Donald Trump's refusal to referee his fractured party has created a legislative gridlock that's paralyzing Congress — with House Speaker Mike Johnson (R-LA) and Senate Majority Leader John Thune (R-SD) locked in a standoff that's grinding all major legislation to a halt.
According to Politico, Trump appears far more invested in overseas military adventures and personal brand-building than solving his own party's internal warfare. The president could intervene to settle disputes, but he has kept his distance in most cases, leaving each chamber pushing ahead with competing proposals.

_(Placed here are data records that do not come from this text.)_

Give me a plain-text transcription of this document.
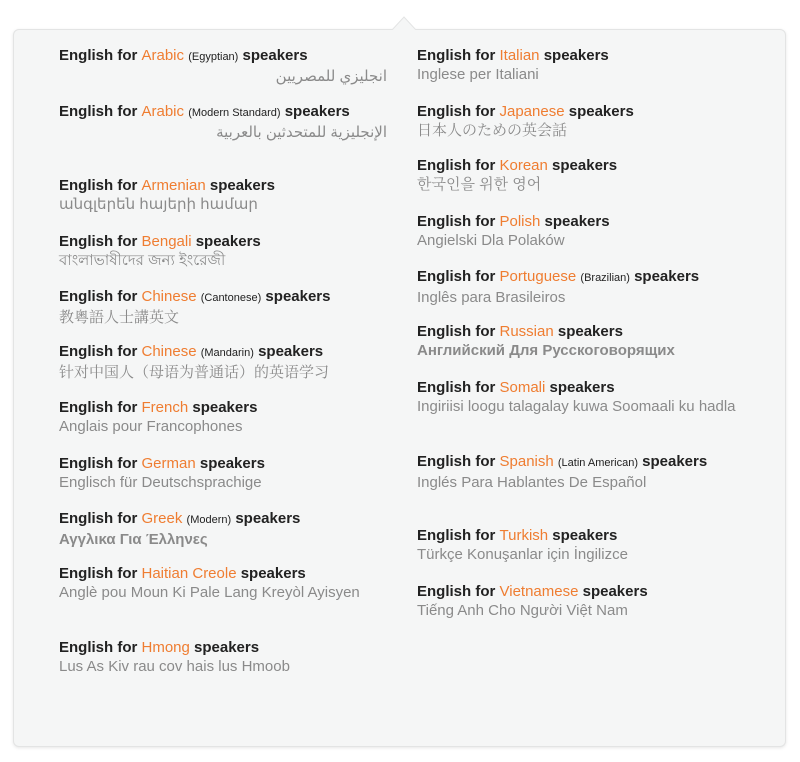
English for Arabic (Egyptian) speakers
انجليزي للمصريين
English for Arabic (Modern Standard) speakers
الإنجليزية للمتحدثين بالعربية
English for Armenian speakers
անգլերեն հայերի համար
English for Bengali speakers
বাংলাভাষীদের জন্য ইংরেজী
English for Chinese (Cantonese) speakers
教粵語人士講英文
English for Chinese (Mandarin) speakers
针对中国人（母语为普通话）的英语学习
English for French speakers
Anglais pour Francophones
English for German speakers
Englisch für Deutschsprachige
English for Greek (Modern) speakers
Αγγλικα Για Έλληνες
English for Haitian Creole speakers
Anglè pou Moun Ki Pale Lang Kreyòl Ayisyen
English for Hmong speakers
Lus As Kiv rau cov hais lus Hmoob
English for Italian speakers
Inglese per Italiani
English for Japanese speakers
日本人のための英会話
English for Korean speakers
한국인을 위한 영어
English for Polish speakers
Angielski Dla Polaków
English for Portuguese (Brazilian) speakers
Inglês para Brasileiros
English for Russian speakers
Английский Для Русскоговорящих
English for Somali speakers
Ingiriisi loogu talagalay kuwa Soomaali ku hadla
English for Spanish (Latin American) speakers
Inglés Para Hablantes De Español
English for Turkish speakers
Türkçe Konuşanlar için İngilizce
English for Vietnamese speakers
Tiếng Anh Cho Người Việt Nam
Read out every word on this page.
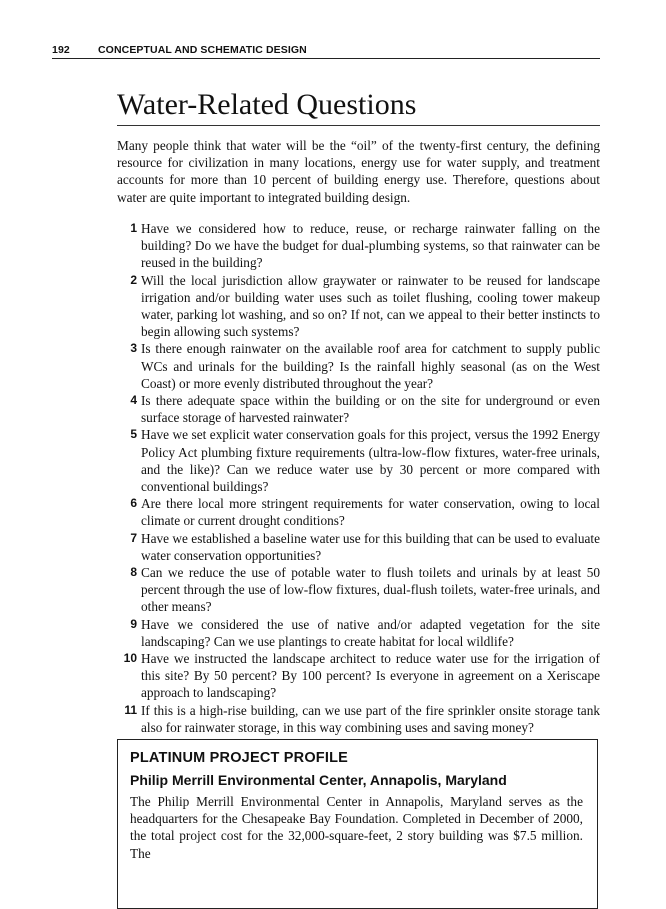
192	CONCEPTUAL AND SCHEMATIC DESIGN
Water-Related Questions

Many people think that water will be the “oil” of the twenty-first century, the defining resource for civilization in many locations, energy use for water supply, and treatment accounts for more than 10 percent of building energy use. Therefore, questions about water are quite important to integrated building design.

1 Have we considered how to reduce, reuse, or recharge rainwater falling on the building? Do we have the budget for dual-plumbing systems, so that rainwater can be reused in the building?
2 Will the local jurisdiction allow graywater or rainwater to be reused for landscape irrigation and/or building water uses such as toilet flushing, cooling tower makeup water, parking lot washing, and so on? If not, can we appeal to their better instincts to begin allowing such systems?
3 Is there enough rainwater on the available roof area for catchment to supply public WCs and urinals for the building? Is the rainfall highly seasonal (as on the West Coast) or more evenly distributed throughout the year?
4 Is there adequate space within the building or on the site for underground or even surface storage of harvested rainwater?
5 Have we set explicit water conservation goals for this project, versus the 1992 Energy Policy Act plumbing fixture requirements (ultra-low-flow fixtures, water-free urinals, and the like)? Can we reduce water use by 30 percent or more compared with conventional buildings?
6 Are there local more stringent requirements for water conservation, owing to local climate or current drought conditions?
7 Have we established a baseline water use for this building that can be used to evaluate water conservation opportunities?
8 Can we reduce the use of potable water to flush toilets and urinals by at least 50 percent through the use of low-flow fixtures, dual-flush toilets, water-free urinals, and other means?
9 Have we considered the use of native and/or adapted vegetation for the site landscaping? Can we use plantings to create habitat for local wildlife?
10 Have we instructed the landscape architect to reduce water use for the irrigation of this site? By 50 percent? By 100 percent? Is everyone in agreement on a Xeriscape approach to landscaping?
11 If this is a high-rise building, can we use part of the fire sprinkler onsite storage tank also for rainwater storage, in this way combining uses and saving money?
PLATINUM PROJECT PROFILE
Philip Merrill Environmental Center, Annapolis, Maryland

The Philip Merrill Environmental Center in Annapolis, Maryland serves as the headquarters for the Chesapeake Bay Foundation. Completed in December of 2000, the total project cost for the 32,000-square-feet, 2 story building was $7.5 million. The
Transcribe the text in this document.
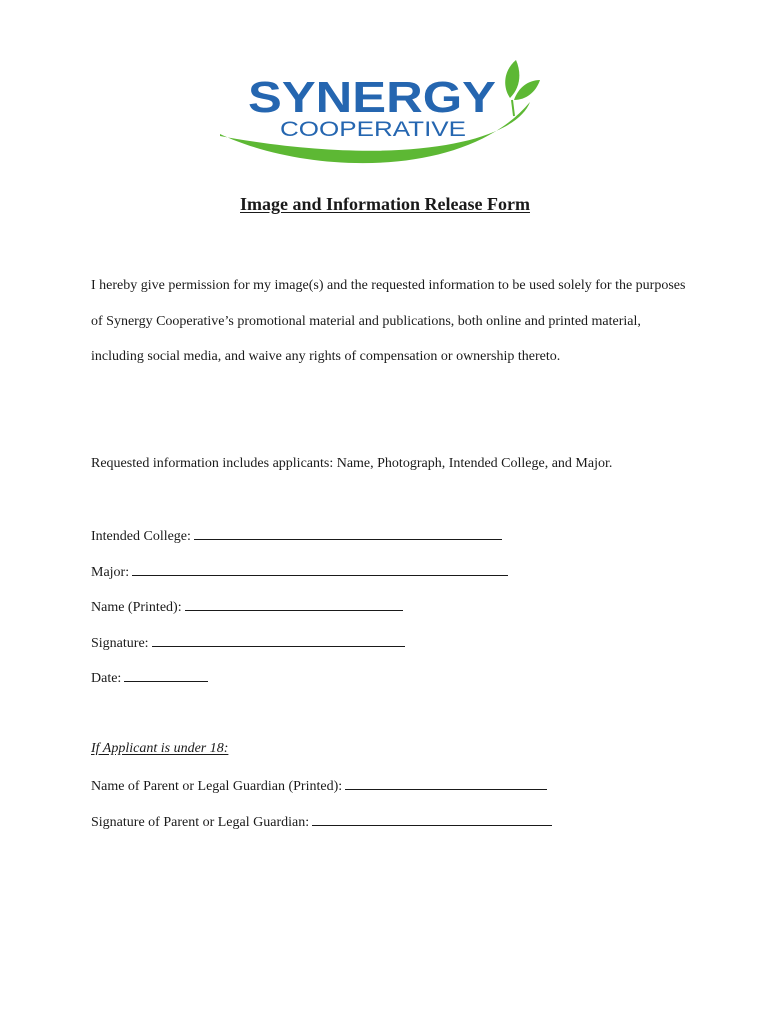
SYNERGY
COOPERATIVE
Image and Information Release Form

I hereby give permission for my image(s) and the requested information to be used solely for the purposes of Synergy Cooperative’s promotional material and publications, both online and printed material, including social media, and waive any rights of compensation or ownership thereto.

Requested information includes applicants: Name, Photograph, Intended College, and Major.

Intended College:
Major:
Name (Printed):
Signature:
Date:

If Applicant is under 18:

Name of Parent or Legal Guardian (Printed):
Signature of Parent or Legal Guardian:
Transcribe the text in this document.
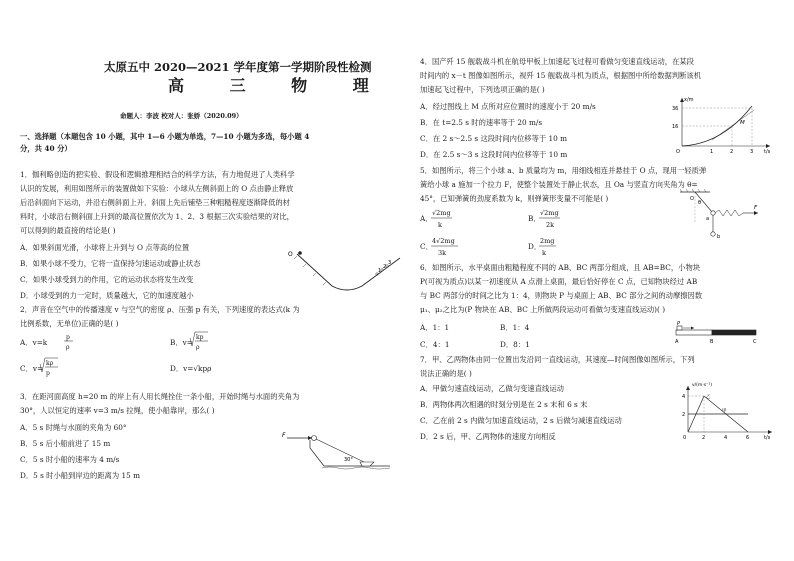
太原五中 2020—2021 学年度第一学期阶段性检测
高 三 物 理
命题人：李波 校对人：张娇（2020.09）
一、选择题（本题包含 10 小题，其中 1—6 小题为单选，7—10 小题为多选，每小题 4
分，共 40 分）
1．伽利略创造的把实验、假设和逻辑推理相结合的科学方法，有力地促进了人类科学
认识的发展，利用如图所示的装置做如下实验：小球从左侧斜面上的 O 点由静止释放
后沿斜面向下运动，并沿右侧斜面上升．斜面上先后铺垫三种粗糙程度逐渐降低的材
料时，小球沿右侧斜面上升到的最高位置依次为 1、2、3 根据三次实验结果的对比，
可以得到的最直接的结论是( )
A．如果斜面光滑，小球将上升到与 O 点等高的位置
B．如果小球不受力，它将一直保持匀速运动或静止状态
C．如果小球受到力的作用，它的运动状态将发生改变
D．小球受到的力一定时，质量越大，它的加速度越小
O
1
2
3
2．声音在空气中的传播速度 v 与空气的密度 ρ、压强 p 有关，下列速度的表达式(k 为
比例系数，无单位)正确的是( )
A．v=k
p
ρ
B．v=
kp
ρ
C．v=
kρ
p
D．v=√kpρ
3．在距河面高度 h=20 m 的岸上有人用长绳拴住一条小船，开始时绳与水面的夹角为
30°，人以恒定的速率 v=3 m/s 拉绳，使小船靠岸，那么( )
A．5 s 时绳与水面的夹角为 60°
B．5 s 后小船前进了 15 m
C．5 s 时小船的速率为 4 m/s
D．5 s 时小船到岸边的距离为 15 m
F
30°
4．国产歼 15 舰载战斗机在航母甲板上加速起飞过程可看做匀变速直线运动，在某段
时间内的 x－t 图像如图所示，视歼 15 舰载战斗机为质点，根据图中所给数据判断该机
加速起飞过程中，下列选项正确的是( )
A．经过图线上 M 点所对应位置时的速度小于 20 m/s
B．在 t=2.5 s 时的速率等于 20 m/s
C．在 2 s～2.5 s 这段时间内位移等于 10 m
D．在 2.5 s～3 s 这段时间内位移等于 10 m
x/m
36
16
M
O	1	2	3 t/s
5．如图所示，将三个小球 a、b 质量均为 m，用细线相连并悬挂于 O 点，现用一轻质弹
簧给小球 a 施加一个拉力 F，使整个装置处于静止状态，且 Oa 与竖直方向夹角为 θ=
45°，已知弹簧的劲度系数为 k，则弹簧形变量不可能是( )
A．
√2mg
k
B．
√2mg
2k
C．
4√2mg
3k
D．
2mg
k
O
θ
a
F
b
6．如图所示，水平桌面由粗糙程度不同的 AB、BC 两部分组成，且 AB=BC，小物块
P(可视为质点)以某一初速度从 A 点滑上桌面，最后恰好停在 C 点，已知物块经过 AB
与 BC 两部分的时间之比为 1：4，则物块 P 与桌面上 AB、BC 部分之间的动摩擦因数
μ₁、μ₂之比为(P 物块在 AB、BC 上所做两段运动可看做匀变速直线运动)( )
A．1：1	B．1：4
C．4：1	D．8：1
P
A	B	C
7．甲、乙两物体由同一位置出发沿同一直线运动，其速度—时间图像如图所示，下列
说法正确的是( )
A．甲做匀速直线运动，乙做匀变速直线运动
B．两物体两次相遇的时刻分别是在 2 s 末和 6 s 末
C．乙在前 2 s 内做匀加速直线运动，2 s 后做匀减速直线运动
D．2 s 后，甲、乙两物体的速度方向相反
v/(m·s⁻¹)
4
2
甲
乙
0	2	4	6	t/s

The only issue where Trump has shown real leadership interest — passage of the SAVE America Act — has only made internal divisions worse. Conservative lawmakers and Trump are treating the non-citizen voting ban as a "No. 1 priority," but many Senate Republicans doubt it can survive the chamber's 60-vote filibuster threshold.
House hard-liners are pushing for a workaround, with Sen. Mike Lee (R-UT) proposing a "talking filibuster" that would force Democrats to hold the floor continuously to block the bill. The Senate will resume debate next week with no indication of when GOP leaders will hold a likely doomed vote and move on.
Some Republicans, including Senate Budget Chair Lindsey Graham (R-SC), want to pass parts through reconciliation later this fall. But hard-liners view that as a "nonstarter" because most of the bill violates Senate reconciliation rules.
The biggest firefight: DHS funding. A Senate-passed bill has been stuck in the House for nearly a month. Republicans there rejected the plan to fund ICE through reconciliation — an idea Speaker Johnson previously called "garbage" before flipping to support it.
Now the House is demanding the Senate pass immigration enforcement funding first. The Freedom Caucus has gone further, demanding GOP leaders fund all of DHS through reconciliation.
With a Trump-imposed June 1 deadline looming and the pre-midterm legislative calendar shrinking, GOP leaders are staring down a protracted intraparty war. One GOP senator already called the dysfunction a "circular firing squad."